122 行商人②
「思考読むの!?」
「おまえのような童子の考えることなどお見通しよ。舐めるでないわ」
だめだ。僕は完全に主導権を握られてしまった。
完全に見立てを間違えた。この子供は普通の子ではなかった。
「この傷薬を作ったのは儂じゃ。特級薬師級のコネなど貴様のような若造にはなかろう。貴様は今、人生で最も重要な商談をしておる。気を引き締めてかかることじゃな」
確かにそんなコネはない。傷薬を作ることができる薬師はいっぱいいるが、このレベルのものを作るのことができるのは世界でも10人に満たないかもしれない。
そしてこのヒーリングサルブはこの子が作ったのか。
この子はもしかしてギフテッドと呼ばれる子供なのかもしれない。そういえばこの国の第二王女も二歳にして剣士の素質があると聞いたことがある。
「薬作りに良い水が必要でな。この山の水は向いておらん。良い水はないか?」
「じゅあ、王国で最も清い川と呼ばれるネセス川の湧き水なんてどうかな」
僕は言われるがまま、荷台から水を取り出し、クロスくんに見せた。
もう完全に大人の顧客を相手している感じになってしまっている。
クロスくんは僕の渡した瓶に入った水を眺めていた。
「ふむ」
「知ってるかどうかなんだけど、ネセス川は地脈の影響を受けていて、魔力を含みやすいんだ。
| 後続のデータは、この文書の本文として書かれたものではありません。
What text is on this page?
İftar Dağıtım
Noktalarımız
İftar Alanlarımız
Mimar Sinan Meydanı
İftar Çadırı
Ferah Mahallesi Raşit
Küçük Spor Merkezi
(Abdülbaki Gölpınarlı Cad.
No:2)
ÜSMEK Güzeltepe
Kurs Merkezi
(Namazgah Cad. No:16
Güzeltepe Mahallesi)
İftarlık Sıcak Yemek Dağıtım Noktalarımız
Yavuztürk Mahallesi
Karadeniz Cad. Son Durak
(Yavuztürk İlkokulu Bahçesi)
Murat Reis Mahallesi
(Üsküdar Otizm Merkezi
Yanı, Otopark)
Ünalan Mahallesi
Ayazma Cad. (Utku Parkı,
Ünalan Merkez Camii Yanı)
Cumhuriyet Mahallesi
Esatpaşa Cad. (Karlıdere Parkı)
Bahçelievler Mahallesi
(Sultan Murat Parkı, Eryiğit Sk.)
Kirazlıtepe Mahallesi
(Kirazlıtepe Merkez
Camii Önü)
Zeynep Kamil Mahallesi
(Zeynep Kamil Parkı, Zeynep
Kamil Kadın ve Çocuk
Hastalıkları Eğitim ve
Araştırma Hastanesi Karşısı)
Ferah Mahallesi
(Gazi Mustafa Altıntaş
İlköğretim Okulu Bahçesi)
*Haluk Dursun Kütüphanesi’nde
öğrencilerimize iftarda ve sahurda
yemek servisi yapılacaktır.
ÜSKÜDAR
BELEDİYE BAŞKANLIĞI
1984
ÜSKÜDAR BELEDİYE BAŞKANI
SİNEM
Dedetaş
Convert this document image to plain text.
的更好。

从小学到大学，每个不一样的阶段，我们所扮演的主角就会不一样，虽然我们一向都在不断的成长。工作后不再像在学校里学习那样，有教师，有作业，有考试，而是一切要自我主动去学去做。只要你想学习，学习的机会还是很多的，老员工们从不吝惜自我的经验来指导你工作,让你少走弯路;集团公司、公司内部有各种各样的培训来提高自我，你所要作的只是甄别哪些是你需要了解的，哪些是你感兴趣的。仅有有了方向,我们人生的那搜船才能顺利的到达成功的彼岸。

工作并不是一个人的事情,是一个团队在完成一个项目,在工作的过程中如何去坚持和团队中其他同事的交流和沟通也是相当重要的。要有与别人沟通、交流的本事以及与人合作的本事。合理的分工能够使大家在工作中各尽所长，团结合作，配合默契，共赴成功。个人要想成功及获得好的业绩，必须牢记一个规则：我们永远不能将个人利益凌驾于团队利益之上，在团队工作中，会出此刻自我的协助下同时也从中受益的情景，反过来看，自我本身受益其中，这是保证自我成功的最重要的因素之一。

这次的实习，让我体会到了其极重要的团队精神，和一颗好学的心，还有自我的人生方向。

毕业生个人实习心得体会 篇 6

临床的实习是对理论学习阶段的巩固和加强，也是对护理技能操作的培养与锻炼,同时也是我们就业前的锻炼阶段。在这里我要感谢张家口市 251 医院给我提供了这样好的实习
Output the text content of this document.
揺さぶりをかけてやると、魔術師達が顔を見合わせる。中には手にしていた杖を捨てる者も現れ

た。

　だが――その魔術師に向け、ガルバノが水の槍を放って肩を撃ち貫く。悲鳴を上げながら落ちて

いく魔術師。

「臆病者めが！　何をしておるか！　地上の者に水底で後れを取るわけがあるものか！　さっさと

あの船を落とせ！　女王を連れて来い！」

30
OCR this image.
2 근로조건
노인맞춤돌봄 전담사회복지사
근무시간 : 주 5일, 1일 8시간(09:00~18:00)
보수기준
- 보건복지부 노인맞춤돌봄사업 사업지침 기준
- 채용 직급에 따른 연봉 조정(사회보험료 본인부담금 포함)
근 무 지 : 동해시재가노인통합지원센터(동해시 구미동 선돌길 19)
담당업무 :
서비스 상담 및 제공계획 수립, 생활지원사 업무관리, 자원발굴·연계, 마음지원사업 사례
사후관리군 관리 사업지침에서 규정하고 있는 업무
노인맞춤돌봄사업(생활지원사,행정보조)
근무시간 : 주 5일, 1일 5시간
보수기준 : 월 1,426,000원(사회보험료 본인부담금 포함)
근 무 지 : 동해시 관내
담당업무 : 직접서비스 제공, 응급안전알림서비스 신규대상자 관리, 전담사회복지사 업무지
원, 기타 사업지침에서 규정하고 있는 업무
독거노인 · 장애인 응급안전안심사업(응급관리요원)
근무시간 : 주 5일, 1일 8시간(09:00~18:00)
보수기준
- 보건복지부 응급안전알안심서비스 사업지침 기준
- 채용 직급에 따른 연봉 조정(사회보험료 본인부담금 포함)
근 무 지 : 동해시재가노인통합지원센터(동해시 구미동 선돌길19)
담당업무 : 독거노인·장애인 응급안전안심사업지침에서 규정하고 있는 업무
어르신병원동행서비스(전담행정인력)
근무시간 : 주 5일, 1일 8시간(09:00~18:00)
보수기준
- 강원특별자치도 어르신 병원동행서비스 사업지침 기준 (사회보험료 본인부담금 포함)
薬作りにはこれ以上の水はないと思うよ」
「そうじゃな。じゃがそれはネセス川上流の話で、下流に流れてくる水は魔力が抜け落ちていて他の川の水と変わらん。じゃが……ネセス川の水なのは確かじゃからのう。まさか上流の水と偽って売るつもりじゃあるまいな。優良誤認は褒められたものではないぞ」
「ソンナマサカソンナマサカ」
ネセス川の上流の水は大商人に買い占められていて、ほとんど出回ってこない。
ゆえに下流の水に上流の水をわずかに混ぜて売っているんだけど……本来の値段をバラせばやばいということが誰でも分かる。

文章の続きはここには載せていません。